Chinese firm to construct Ethiopia-Djibouti 767 km-long gas pipeline

China’s Poly-GCL Petroleum Group Holdings Limited will build a 767 km gas pipeline between Ethiopia’s eastern Ogadem Basin and an export terminal on the Red Sea, Ethiopian Ministry of Mines and Petroleum said.

Ethiopian and Djiboutian government officials agreed that Poly-GCL would begin construction of the pipeline project this year, the ministry said.

Last April, the Ethiopian government announced plans to generate $1 billion a year through the extraction of natural gas and crude oil.

Recently, Poly-GCL discovered 7 to 8 billion cubic feet of natural gas in the Somali regional state of Ethiopia, located in the east of the country.

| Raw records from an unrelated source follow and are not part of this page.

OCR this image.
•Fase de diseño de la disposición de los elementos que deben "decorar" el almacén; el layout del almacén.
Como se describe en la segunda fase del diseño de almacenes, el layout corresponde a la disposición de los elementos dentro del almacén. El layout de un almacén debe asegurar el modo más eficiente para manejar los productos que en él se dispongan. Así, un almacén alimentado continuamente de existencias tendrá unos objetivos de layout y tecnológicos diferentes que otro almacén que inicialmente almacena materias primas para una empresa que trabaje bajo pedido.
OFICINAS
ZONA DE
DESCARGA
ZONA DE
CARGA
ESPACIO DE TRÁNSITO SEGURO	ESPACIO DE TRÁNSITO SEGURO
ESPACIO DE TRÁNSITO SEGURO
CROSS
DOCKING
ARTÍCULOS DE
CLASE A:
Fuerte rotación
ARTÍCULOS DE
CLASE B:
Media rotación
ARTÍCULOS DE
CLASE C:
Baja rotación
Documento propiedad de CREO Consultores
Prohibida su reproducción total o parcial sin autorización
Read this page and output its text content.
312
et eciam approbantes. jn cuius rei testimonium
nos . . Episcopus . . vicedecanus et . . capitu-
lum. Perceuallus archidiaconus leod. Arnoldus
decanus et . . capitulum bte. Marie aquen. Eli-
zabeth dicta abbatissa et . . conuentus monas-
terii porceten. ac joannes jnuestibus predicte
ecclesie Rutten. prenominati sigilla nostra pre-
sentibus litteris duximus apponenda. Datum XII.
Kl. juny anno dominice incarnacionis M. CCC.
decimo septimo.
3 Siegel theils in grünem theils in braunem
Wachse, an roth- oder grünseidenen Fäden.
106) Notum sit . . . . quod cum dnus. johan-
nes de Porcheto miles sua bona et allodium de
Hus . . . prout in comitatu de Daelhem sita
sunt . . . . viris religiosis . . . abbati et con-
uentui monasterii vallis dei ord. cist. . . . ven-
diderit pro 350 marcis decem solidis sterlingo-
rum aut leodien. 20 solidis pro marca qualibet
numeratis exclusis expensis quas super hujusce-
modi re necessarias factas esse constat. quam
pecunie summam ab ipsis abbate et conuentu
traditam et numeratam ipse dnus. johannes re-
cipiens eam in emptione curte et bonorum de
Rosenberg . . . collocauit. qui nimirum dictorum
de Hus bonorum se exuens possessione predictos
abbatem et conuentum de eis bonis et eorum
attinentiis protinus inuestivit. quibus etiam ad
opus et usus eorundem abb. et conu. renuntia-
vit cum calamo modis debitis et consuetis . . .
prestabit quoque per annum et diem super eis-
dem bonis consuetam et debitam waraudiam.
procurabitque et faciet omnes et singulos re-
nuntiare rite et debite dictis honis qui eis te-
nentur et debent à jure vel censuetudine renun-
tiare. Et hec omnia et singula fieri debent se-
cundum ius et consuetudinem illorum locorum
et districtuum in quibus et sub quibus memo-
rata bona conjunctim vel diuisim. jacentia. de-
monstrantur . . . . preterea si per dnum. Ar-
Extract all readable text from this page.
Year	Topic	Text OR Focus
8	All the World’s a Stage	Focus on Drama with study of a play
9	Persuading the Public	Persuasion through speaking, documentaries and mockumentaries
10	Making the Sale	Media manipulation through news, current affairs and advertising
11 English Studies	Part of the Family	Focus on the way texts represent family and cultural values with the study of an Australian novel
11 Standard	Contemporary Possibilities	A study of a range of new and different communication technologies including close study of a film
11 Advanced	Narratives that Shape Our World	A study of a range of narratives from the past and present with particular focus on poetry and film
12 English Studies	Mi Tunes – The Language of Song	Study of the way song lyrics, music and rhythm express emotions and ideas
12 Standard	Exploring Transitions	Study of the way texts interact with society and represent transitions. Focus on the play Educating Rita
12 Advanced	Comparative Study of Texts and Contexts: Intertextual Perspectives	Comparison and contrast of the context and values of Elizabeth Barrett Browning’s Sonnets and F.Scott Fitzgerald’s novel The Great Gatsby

The production of crude oil would ensure the sustainability of the economic transformation of Ethiopia, which projects to become an industrialized middle-income economy by 2025.

Approximately 700 kilometers of the pipeline will be located in Ethiopia, while the rest of the pipeline will be located in Djibouti.

The total cost of the project has not yet been disclosed, but according to Djibouti’s Energy Minister, Yonis Ali Guedi: “It is the most expensive project ever built in the Horn of Africa region.”

He said the production of crude oil heralds a success after 100 years of trying in vain to find and extract oil in the area.

Poly-GCL, a subsidiary of Golden Concord Group Limited is a mixed ownership clean energy company engaged in exploration and development, storage and transportation and processing, trade marketing and terminal use.